Part of speech (POS) tagging is an analysis technique in which an algorithm is used to label each word in a piece of content as a specific part-of-speech–noun, verb, adjective, etc. The graph below shows what percentages of words in each sample were labeled as a specific part-of-speech. It lists only the most interesting parts from the much larger list of POS tags.

Interesting points from this data include the noun and 3rd-person heaviness of ReTweets, indicating a subject matter and headline type nature.


I also used the two linguistic lexicons currently in use on TweetPsych: RID and LIWC.

First up is the more “Freudian” Regressive Imagery Dictionary (RID). This coding scheme is designed to measure the amount and type of three categories of content: primordial (the unconscious way you think, like in dreams); conceptual (logical and rational thought); and emotional.

Significantly more primordial content has been found in the poetry of poets who exhibit signs of psychopathology than in that of poets who exhibit no such signs (Martindale, 1975).

The first RID graph shows that ReTweets contain less primordial and emotional content than random Tweets and more conceptual content.
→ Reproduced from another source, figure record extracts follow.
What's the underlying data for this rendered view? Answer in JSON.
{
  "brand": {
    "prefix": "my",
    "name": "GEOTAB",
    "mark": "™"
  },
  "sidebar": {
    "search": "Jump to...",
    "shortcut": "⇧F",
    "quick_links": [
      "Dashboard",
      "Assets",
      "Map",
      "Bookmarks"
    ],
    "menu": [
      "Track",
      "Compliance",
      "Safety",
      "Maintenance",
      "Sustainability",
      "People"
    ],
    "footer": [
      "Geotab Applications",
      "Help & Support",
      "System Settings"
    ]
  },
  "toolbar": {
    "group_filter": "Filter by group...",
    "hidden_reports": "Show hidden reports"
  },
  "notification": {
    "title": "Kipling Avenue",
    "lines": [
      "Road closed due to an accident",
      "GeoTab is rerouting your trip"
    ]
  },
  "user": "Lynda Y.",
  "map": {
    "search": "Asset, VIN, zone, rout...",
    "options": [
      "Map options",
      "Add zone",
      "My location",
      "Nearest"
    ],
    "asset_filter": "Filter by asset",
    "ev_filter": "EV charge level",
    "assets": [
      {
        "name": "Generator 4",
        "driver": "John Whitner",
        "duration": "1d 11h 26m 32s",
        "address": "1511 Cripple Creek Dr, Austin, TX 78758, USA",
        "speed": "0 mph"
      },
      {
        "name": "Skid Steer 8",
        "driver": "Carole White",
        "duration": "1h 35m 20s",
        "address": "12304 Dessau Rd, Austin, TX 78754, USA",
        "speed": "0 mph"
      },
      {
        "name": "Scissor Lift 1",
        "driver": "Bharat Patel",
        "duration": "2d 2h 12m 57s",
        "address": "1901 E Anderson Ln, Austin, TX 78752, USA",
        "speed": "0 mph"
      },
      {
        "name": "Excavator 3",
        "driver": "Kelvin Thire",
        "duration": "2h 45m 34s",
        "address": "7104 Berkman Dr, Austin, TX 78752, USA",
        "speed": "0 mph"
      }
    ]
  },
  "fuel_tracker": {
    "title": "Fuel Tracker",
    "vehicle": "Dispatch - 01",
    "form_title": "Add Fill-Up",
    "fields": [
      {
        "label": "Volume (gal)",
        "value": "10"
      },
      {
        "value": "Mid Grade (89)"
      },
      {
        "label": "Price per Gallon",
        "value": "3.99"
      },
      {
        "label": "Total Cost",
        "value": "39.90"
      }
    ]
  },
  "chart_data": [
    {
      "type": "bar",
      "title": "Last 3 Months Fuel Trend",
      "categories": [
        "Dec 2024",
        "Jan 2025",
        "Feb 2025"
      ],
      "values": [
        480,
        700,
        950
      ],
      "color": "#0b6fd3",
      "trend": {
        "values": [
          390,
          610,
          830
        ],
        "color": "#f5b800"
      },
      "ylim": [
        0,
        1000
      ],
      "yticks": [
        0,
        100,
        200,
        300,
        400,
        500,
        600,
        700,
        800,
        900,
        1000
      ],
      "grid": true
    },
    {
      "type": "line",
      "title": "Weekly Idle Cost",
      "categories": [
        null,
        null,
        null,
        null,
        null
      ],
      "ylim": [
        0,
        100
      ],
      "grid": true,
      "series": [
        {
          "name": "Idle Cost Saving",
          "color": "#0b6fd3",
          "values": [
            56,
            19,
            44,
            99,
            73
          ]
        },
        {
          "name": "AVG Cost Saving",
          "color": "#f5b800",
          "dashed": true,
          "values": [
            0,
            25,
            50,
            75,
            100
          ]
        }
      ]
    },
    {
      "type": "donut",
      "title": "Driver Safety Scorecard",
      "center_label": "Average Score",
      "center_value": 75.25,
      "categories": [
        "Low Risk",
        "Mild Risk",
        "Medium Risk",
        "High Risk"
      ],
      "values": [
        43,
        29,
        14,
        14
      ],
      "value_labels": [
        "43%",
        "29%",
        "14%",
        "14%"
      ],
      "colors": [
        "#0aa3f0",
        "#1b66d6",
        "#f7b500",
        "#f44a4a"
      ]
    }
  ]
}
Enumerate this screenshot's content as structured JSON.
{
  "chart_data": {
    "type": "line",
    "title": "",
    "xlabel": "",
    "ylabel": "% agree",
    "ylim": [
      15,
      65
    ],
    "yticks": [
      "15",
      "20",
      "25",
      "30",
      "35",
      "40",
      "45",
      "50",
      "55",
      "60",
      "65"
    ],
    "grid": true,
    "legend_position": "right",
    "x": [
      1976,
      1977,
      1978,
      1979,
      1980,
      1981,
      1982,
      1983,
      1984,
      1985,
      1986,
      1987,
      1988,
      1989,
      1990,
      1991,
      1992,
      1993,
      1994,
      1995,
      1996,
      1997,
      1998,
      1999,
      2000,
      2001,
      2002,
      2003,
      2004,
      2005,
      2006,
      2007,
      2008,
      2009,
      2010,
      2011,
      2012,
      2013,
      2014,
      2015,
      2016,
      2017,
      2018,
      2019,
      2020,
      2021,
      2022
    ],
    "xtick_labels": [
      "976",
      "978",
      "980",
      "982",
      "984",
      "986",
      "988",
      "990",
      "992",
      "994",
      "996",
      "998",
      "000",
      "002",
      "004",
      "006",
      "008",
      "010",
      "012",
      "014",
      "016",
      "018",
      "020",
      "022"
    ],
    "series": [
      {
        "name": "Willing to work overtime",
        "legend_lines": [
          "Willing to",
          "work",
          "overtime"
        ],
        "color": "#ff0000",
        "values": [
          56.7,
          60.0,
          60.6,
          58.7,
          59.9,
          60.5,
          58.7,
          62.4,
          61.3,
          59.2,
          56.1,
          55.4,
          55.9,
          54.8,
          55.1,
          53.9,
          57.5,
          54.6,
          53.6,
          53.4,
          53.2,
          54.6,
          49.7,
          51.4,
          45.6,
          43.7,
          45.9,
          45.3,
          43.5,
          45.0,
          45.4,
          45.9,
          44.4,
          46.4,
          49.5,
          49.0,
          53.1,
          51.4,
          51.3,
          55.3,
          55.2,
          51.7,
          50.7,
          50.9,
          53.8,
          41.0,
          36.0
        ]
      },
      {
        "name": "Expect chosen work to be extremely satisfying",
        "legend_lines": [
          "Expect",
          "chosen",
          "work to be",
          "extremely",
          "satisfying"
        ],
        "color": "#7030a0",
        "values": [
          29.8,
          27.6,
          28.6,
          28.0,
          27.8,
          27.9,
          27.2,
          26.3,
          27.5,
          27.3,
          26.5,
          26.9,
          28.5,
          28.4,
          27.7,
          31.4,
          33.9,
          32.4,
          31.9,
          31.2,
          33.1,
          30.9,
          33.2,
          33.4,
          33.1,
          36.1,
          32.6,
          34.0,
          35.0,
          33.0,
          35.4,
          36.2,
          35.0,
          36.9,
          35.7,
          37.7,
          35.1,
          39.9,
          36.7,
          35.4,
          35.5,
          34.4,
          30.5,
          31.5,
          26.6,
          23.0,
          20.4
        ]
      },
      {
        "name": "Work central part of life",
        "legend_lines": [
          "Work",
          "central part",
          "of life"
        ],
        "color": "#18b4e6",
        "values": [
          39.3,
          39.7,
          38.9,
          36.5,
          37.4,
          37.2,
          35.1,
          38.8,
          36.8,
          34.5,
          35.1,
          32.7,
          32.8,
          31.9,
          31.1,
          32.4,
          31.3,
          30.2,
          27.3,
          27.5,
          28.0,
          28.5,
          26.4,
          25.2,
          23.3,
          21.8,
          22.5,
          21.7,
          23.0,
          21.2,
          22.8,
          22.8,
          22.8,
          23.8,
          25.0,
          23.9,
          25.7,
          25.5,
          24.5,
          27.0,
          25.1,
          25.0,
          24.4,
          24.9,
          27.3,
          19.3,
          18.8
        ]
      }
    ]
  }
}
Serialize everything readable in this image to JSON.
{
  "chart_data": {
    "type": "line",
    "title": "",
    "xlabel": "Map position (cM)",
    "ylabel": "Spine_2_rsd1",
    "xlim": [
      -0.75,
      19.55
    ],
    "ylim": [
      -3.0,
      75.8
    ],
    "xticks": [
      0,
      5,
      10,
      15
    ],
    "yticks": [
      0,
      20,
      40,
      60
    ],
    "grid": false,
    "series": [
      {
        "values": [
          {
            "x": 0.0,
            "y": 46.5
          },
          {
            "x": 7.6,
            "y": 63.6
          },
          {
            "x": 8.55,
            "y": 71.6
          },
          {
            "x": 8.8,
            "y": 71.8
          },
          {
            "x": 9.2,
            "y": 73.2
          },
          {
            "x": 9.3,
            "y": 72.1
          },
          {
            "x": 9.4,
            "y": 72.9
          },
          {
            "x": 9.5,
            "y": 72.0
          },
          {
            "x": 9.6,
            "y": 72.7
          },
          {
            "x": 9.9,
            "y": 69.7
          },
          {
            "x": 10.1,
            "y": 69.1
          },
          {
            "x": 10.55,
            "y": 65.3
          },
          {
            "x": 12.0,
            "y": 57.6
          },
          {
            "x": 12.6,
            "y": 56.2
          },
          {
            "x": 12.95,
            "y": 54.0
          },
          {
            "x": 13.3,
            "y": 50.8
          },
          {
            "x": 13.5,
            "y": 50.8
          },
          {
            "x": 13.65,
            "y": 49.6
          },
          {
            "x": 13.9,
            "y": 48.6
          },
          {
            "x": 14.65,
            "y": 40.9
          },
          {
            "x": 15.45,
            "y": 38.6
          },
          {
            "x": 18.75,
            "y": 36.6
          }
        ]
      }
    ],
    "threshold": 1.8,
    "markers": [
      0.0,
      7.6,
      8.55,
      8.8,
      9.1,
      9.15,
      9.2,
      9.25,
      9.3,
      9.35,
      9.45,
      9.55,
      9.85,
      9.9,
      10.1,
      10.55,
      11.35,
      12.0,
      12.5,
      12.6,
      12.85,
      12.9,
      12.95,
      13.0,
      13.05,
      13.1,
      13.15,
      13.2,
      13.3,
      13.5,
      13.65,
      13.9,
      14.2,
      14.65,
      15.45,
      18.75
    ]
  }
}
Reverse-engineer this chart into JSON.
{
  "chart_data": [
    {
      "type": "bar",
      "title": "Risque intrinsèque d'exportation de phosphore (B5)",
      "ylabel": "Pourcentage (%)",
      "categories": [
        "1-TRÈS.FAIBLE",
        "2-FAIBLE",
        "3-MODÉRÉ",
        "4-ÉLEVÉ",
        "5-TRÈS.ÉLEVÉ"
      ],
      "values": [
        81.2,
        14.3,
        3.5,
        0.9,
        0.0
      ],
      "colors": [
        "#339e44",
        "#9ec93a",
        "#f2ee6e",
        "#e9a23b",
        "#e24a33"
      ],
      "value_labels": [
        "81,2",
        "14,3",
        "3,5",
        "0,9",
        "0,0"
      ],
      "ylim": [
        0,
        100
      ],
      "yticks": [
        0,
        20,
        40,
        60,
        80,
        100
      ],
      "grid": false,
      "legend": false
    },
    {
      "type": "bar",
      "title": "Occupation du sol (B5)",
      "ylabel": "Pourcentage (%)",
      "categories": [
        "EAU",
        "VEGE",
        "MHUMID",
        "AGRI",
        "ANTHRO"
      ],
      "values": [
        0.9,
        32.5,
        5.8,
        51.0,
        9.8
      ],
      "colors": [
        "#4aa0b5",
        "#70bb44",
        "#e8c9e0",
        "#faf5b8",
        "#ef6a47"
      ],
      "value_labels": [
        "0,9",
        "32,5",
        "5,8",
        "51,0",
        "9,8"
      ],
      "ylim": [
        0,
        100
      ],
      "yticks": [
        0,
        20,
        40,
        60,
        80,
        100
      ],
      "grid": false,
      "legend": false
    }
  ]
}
Looking at specific RID codes, we see that social and instrumental (constructive words like build and create) behavior are ReTweetable, while abstract thought and sensation-based words are not.


The last analysis I performed used LIWC (pronounced “Luke”). This is a lexicon similar to RID, but based in more reviewed and accepted research and refined over 15 years. LIWC measures the cognitive and emotional properties of a person based on the words they use.

In order to provide an efficient and effective method for studying the various emotional, cognitive, and structural components present in individuals’ verbal and written speech samples, we originally developed a text analysis application called Linguistic Inquiry and Word Count, or LIWC.

LIWC analysis shows that Tweets about work, religion, money and media/celebrities are more ReTweetable than Tweets about negative emotions, sensations, swear words and self-reference.